In Turkey, a government-appointed trustee who on Sunday replaced an elected mayor in the town of Giyadin removed the Kurdish signboard of the town's municipality he now runs, leaving only the Turkish name.
ERBIL, Kurdistan Region (Kurdistan24) - In Turkey, a government-appointed trustee who on Sunday replaced an elected mayor in the town of Giyadin (Diyadin) removed the Kurdish signboard of the town's municipality he now runs, leaving only the Turkish name.
 
Diyadin is a Kurdish town in Agiri Province, known as Giyadin among Kurds.
 
The removal of the Kurdish signboard comes a day after the government seized the Giyadin municipality and 27 others by a decree, accusing their administrations of "aiding and abetting terror groups," including the outlawed Kurdistan Workers' Party (PKK) that fights for the recognition of Kurdish rights in Turkey.
 
The trustee, Mekan Ceviren also draped the municipality's windows with Turkish flags and its entrance with a big poster of the founder of the Republic of Turkey, Mustafa Kemal Ataturk, tweeting a picture of a flag-bearing unidentified man standing in front of the building.
 
Turkish police arrested Mayor Hazal Aras of the Democratic Regions Party (DBP) last March on the grounds of "membership to an armed terrorist organization and knowingly and willfully aiding the organization."
 
Hazal was elected with 48 percent of votes as a mayor to her hometown in the 2014 Turkish local elections.

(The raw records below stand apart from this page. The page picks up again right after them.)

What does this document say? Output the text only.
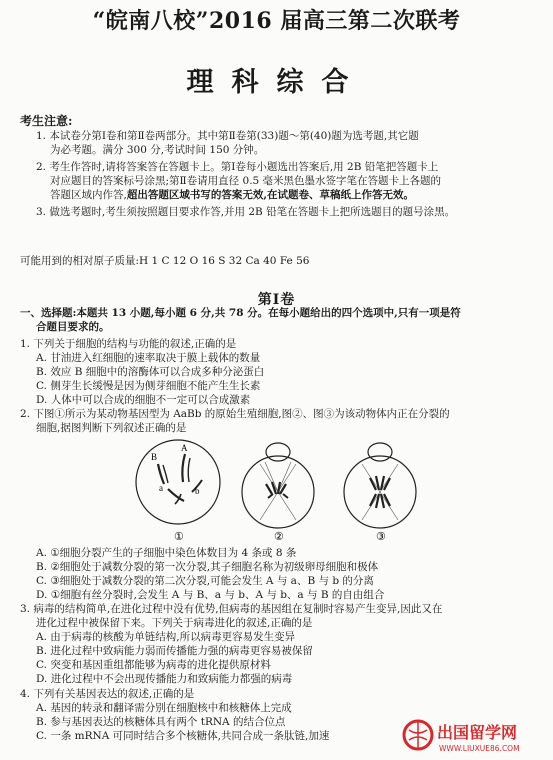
“皖南八校”2016 届高三第二次联考
理科综合
考生注意:
1. 本试卷分第Ⅰ卷和第Ⅱ卷两部分。其中第Ⅱ卷第(33)题～第(40)题为选考题,其它题
为必考题。满分 300 分,考试时间 150 分钟。
2. 考生作答时,请将答案答在答题卡上。第Ⅰ卷每小题选出答案后,用 2B 铅笔把答题卡上
对应题目的答案标号涂黑;第Ⅱ卷请用直径 0.5 毫米黑色墨水签字笔在答题卡上各题的
答题区域内作答,超出答题区域书写的答案无效,在试题卷、草稿纸上作答无效。
3. 做选考题时,考生须按照题目要求作答,并用 2B 铅笔在答题卡上把所选题目的题号涂黑。
可能用到的相对原子质量:H 1 C 12 O 16 S 32 Ca 40 Fe 56
第Ⅰ卷
一、选择题:本题共 13 小题,每小题 6 分,共 78 分。在每小题给出的四个选项中,只有一项是符
合题目要求的。
1. 下列关于细胞的结构与功能的叙述,正确的是
A. 甘油进入红细胞的速率取决于膜上载体的数量
B. 效应 B 细胞中的溶酶体可以合成多种分泌蛋白
C. 侧芽生长缓慢是因为侧芽细胞不能产生生长素
D. 人体中可以合成的细胞不一定可以合成激素
2. 下图①所示为某动物基因型为 AaBb 的原始生殖细胞,图②、图③为该动物体内正在分裂的
细胞,据图判断下列叙述正确的是
B
A
a	b
①	②	③
A. ①细胞分裂产生的子细胞中染色体数目为 4 条或 8 条
B. ②细胞处于减数分裂的第一次分裂,其子细胞名称为初级卵母细胞和极体
C. ③细胞处于减数分裂的第二次分裂,可能会发生 A 与 a、B 与 b 的分离
D. ①细胞有丝分裂时,会发生 A 与 B、a 与 b、A 与 b、a 与 B 的自由组合
3. 病毒的结构简单,在进化过程中没有优势,但病毒的基因组在复制时容易产生变异,因此又在
进化过程中被保留下来。下列关于病毒进化的叙述,正确的是
A. 由于病毒的核酸为单链结构,所以病毒更容易发生变异
B. 进化过程中致病能力弱而传播能力强的病毒更容易被保留
C. 突变和基因重组都能够为病毒的进化提供原材料
D. 进化过程中不会出现传播能力和致病能力都强的病毒
4. 下列有关基因表达的叙述,正确的是
A. 基因的转录和翻译需分别在细胞核中和核糖体上完成
B. 参与基因表达的核糖体具有两个 tRNA 的结合位点
C. 一条 mRNA 可同时结合多个核糖体,共同合成一条肽链,加速	出国留学网
WWW.LIUXUE86.COM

She remains in detention without a trial.
 
In July, 11 members of Giyadin's municipal council, including the deputy mayor were detained on similar charges.
 
"ASSIMILATION AND RACISM"
 
Condemning the removal of the Kurdish signboard, the Agiri representative in Turkish Parliament and a Peoples' Democratic Party (HDP) member Dilan Dirayet Tasdemir said Turkish authorities have lived in denial of the Kurdish identity and language.
 
In a phone call with Kurdistan24 English, Tasdemir called Turkish policy toward Kurds forced assimilation, adding that the motive behind the government's seizure of two dozen municipalities in the Kurdish region was not terrorism-related charges but racism.
 
"They [Turkish State] have been insisting on one country, one nation, one flag and one language for the last 100 years," said the Kurdish MP.
 
On social media, the move was harshly criticized by Kurds and leftist Turks while far-right nationalists congratulated the move.
 
"It is obvious that the issue is not the seizure of municipalities. It is intolerance toward Kurdish existence and language," tweeted another MP of the HDP, Ferhat Encu of Sirnak Province.
 
Turkey's Minister of Internal Affairs Suleyman Soylu objected to the removal of Kurdish words on the municipality signboard in a tweet and said "the issue is terrorism. Kurdish is our language. The signboard of the Diyadin Municipality shall be restored at once."